What then became conscious through writing, I can often go at and even resolve more easily with the breathwork. That's how I did it in my own self-experiments. First see on paper what's there, then work on it with the breath. One lays it bare, with the other I can let go. Over the years I've worked a lot on myself this way and resolved a lot of inner blocks. Not in one big act of liberation, but piece by piece.
a long process, not a switch
When I look back today, one thing stands out above all. This has been a long process, nothing from one day to the next. Growth, for me, meant letting go of old things so a new identity has room. That doesn't happen on command. It takes time, and it sometimes hurts, because you're giving up something that was familiar to you for a long while. The writing helps me with exactly that. It shows me what I'm holding on to, and that makes it easier to open my hand.
Inkward came out of that, by the way. While building it, this mirror often set off strong emotions in me, because it reaches so deep. Suddenly my own words were standing in front of me, handed back, and I felt how much lies in there. It's a difference whether you write something and turn the page, or whether it's calmly handed back to you. It doesn't interpret, it gives me my own words back, and that's exactly what sets something in motion in me.

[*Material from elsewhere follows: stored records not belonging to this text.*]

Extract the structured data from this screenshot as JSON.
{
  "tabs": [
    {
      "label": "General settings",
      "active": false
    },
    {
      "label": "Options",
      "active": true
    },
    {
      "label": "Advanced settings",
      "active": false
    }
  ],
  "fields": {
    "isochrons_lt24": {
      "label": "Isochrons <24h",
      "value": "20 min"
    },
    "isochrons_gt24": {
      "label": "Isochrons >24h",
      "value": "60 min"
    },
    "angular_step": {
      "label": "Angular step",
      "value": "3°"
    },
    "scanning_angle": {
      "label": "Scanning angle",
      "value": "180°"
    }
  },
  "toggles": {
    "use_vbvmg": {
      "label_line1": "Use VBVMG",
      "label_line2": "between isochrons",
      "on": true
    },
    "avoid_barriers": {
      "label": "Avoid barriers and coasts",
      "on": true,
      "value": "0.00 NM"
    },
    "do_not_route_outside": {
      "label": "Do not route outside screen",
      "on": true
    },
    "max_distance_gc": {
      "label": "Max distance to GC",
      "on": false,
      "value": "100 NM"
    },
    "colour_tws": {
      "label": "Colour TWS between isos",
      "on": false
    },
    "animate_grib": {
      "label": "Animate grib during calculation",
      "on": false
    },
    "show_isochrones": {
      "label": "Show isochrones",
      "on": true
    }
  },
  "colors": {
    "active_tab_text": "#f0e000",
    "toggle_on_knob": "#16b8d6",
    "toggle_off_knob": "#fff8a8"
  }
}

Today writing is also a kind of manifestation for me. It's my way of fixing myself in place. Where I stand right now, what state I'm in, how my identity is shifting at the moment, what limits I see in this moment. And by now it also means, for me, rediscovering what's been buried. Things in me that seemed lost or forgotten, and that suddenly surface again on the paper, as if they'd only been waiting for me to write them down.
By now I believe that most of what we're looking for already lies within us. Not as a method someone teaches you, but as something we've known all along and just write over in everyday life. The writing doesn't teach me anything new. It lays bare what's already there, and gives me my own words back. The solution never came from outside. It was already on the paper, I just had to read it.
In the end it's basically only that. And that's exactly why it carries so far.